Ah damn. So much for that camera. I guess it is as good a time as any for an upgrade.


So off I went to Best Buy, and getting the Go Pro Hero 3 White. I like whole small it got, and has wifi and has do many different types of mounts. Can’t wait to try it out.

Contour Handlebar Mounted Doesn’t Work Well on Chipsealed Roads

I recently did Hamilton this weekend, and was going to video my descent down the backside of Hamilton.  The road is chipsealed, but I thought I’d take video anyways.  The video was so bumpy and so choppy, I’m wondering if this has to do with the mount.  Do any GoPro users experience the same thing?  I probably should have taken the helmet mount instead … oh well

Experimenting with Different POV with my Contour

I’ve had my Contour video camera for a couple years now, and was experimenting with different points of view from the camera.  Now I know most of you, who have a video camera for your cycling probably have a GoPro, and it has more flexibility, but I’m a hold out.  I went with the Contour just because I liked the shape of it, and GoPro looked like a McDonald’s Happy Meal … but I may be jumping ship in the near future.

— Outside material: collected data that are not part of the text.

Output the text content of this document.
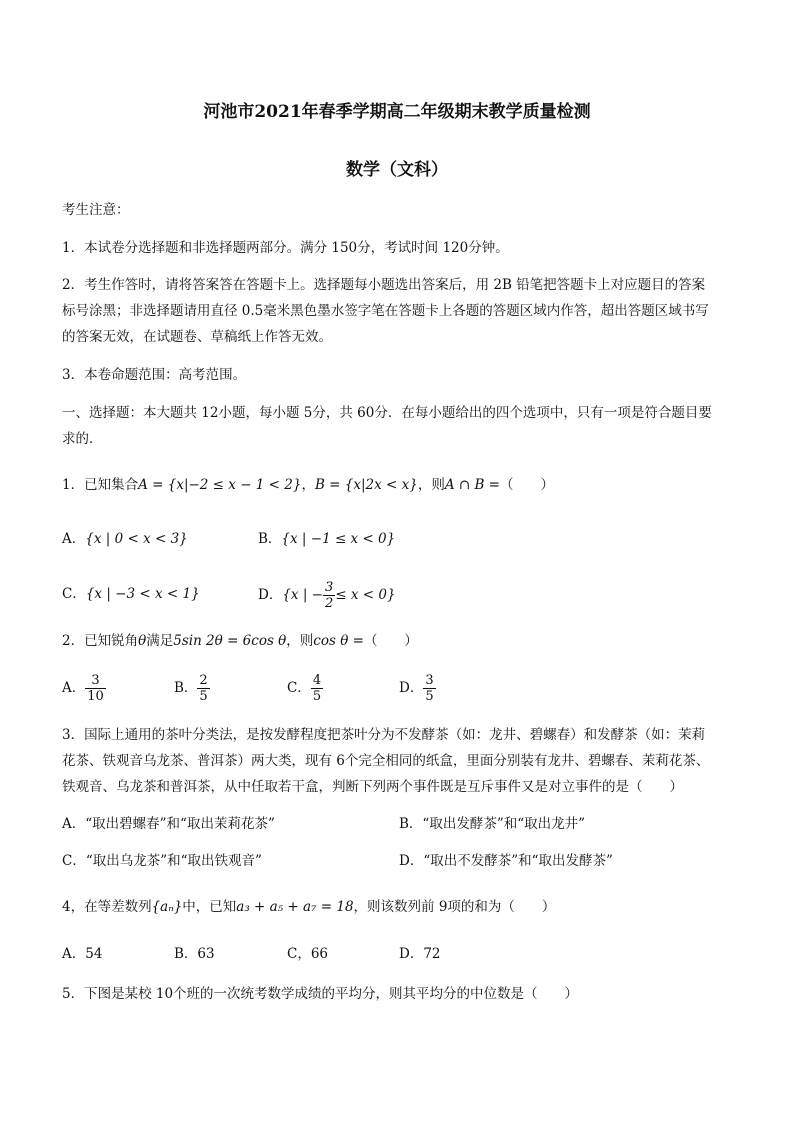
河池市2021年春季学期高二年级期末教学质量检测
数学（文科）
考生注意：
1．本试卷分选择题和非选择题两部分。满分 150分，考试时间 120分钟。
2．考生作答时，请将答案答在答题卡上。选择题每小题选出答案后，用 2B 铅笔把答题卡上对应题目的答案
标号涂黑；非选择题请用直径 0.5毫米黑色墨水签字笔在答题卡上各题的答题区域内作答，超出答题区域书写
的答案无效，在试题卷、草稿纸上作答无效。
3．本卷命题范围：高考范围。
一、选择题：本大题共 12小题，每小题 5分，共 60分．在每小题给出的四个选项中，只有一项是符合题目要
求的．
1．已知集合A = {x|−2 ≤ x − 1 < 2}，B = {x|2x < x}，则A ∩ B =（　　）
A．{x | 0 < x < 3}	B．{x | −1 ≤ x < 0}
C．{x | −3 < x < 1}	D．{x | − $\frac{3}{2} \le x < 0$}
2．已知锐角θ满足5sin 2θ = 6cos θ，则cos θ =（　　）
A． $\frac{3}{10}$	B． $\frac{2}{5}$	C． $\frac{4}{5}$	D． $\frac{3}{5}$
3．国际上通用的茶叶分类法，是按发酵程度把茶叶分为不发酵茶（如：龙井、碧螺春）和发酵茶（如：茉莉
花茶、铁观音乌龙茶、普洱茶）两大类，现有 6个完全相同的纸盒，里面分别装有龙井、碧螺春、茉莉花茶、
铁观音、乌龙茶和普洱茶，从中任取若干盒，判断下列两个事件既是互斥事件又是对立事件的是（　　）
A．“取出碧螺春”和“取出茉莉花茶”	B．“取出发酵茶”和“取出龙井”
C．“取出乌龙茶”和“取出铁观音”	D．“取出不发酵茶”和“取出发酵茶”
4，在等差数列{aₙ}中，已知a₃ + a₅ + a₇ = 18，则该数列前 9项的和为（　　）
A．54	B．63	C，66	D．72
5．下图是某校 10个班的一次统考数学成绩的平均分，则其平均分的中位数是（　　）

Anyhow, the most popular mount is probably the handle bar mount.  Sometimes, this will give you a lot of noise from vibrations, and unless I drown it with background music, it can sound a little disheartening.

Now, with the helmet mount, obviously you won’t get the road vibration noise that you would get with the handle bar mount.  However, if you are climbing, and you have the helmet mount, the challenge is keeping your head steady.  As many of you know, especially while climbing, your head is hardly ever stationary, and will move up, down, left, right, constantly.

Another position I tried was at the headtube.  This was a little tricky, because it’s not completely flat, and had to make some adjustments with spacers, and change the angle of view with the camera.  That didn’t turn out too bad.  It is a view seen from behind the drops of the handlebars.  It’s actually how I film the majority of my rides.

Then, after some discussions on Google Plus, I decided to mount the camera at the crown of the fork.  This is a pretty interesting point of view.  At speed, the spokes seem like they are being warped.  But it is pretty cool.

Now I have heard GoPro mount breaking on a few occasions, and the camera taking a spectacular tumble, but so far, I haven’t had that happen with my Contour.  We’ll see what happens.

Other camera angles I have seen are with the camera facing the rear, mounted on the helmet … mounted on the seatpost, again looking to the rear.  One thing I can’t do is the chest mount, which GoPro has … there is no chest mount for the Contour.  In the meantime, I’ll keep experimenting.

Uphill Suffer Festival Videos

I’ve been playing around with my Contour helmet cam for several weeks now, and came to the conclusion that it’s more fun to show the pain and suffrage of climbing a hill, rather than the fast descents (although that is a lot of fun too).

Actually, the inspiration for filming suffer videos is bikeforums member freighttraininguphill. I saw a few of her suffer festival uphill videos, and that got me thinking of filming my uphill adventures.

I got a lot of great feedback on my Potrero climb, from the Grand Tour Double.

I decided to climb Redwood Gulch, which had similar grades to Potrero … In other words, double digit grades (from 12-20% grades). I took this video with the handlebar mount, which picked up a lot of road noise … Kind of annoying.

Another steep climb is Moody, and I decided to film this with the helmet mount instead. This is a short but steep climb, and perfectly suited for a suffer video … And you can hear that suffrage too.

I went searching for a mother steep climb, and then I hear people talking about China Grade, so I looked this up …. Hmmm 10% grades for a little over a mile … Ok, I’ll go for that. As you can tell, this was on the handlebar mount.

I’m still undecided on which is the best way to film these. On the one hand, helmet cam won’t pick up all the annoying road noise, but on the other hand, I would have to concentrate on keeping my head up. On steep climbs, you tend to look down on the ground, so that’s where the handlebar mount would be handy.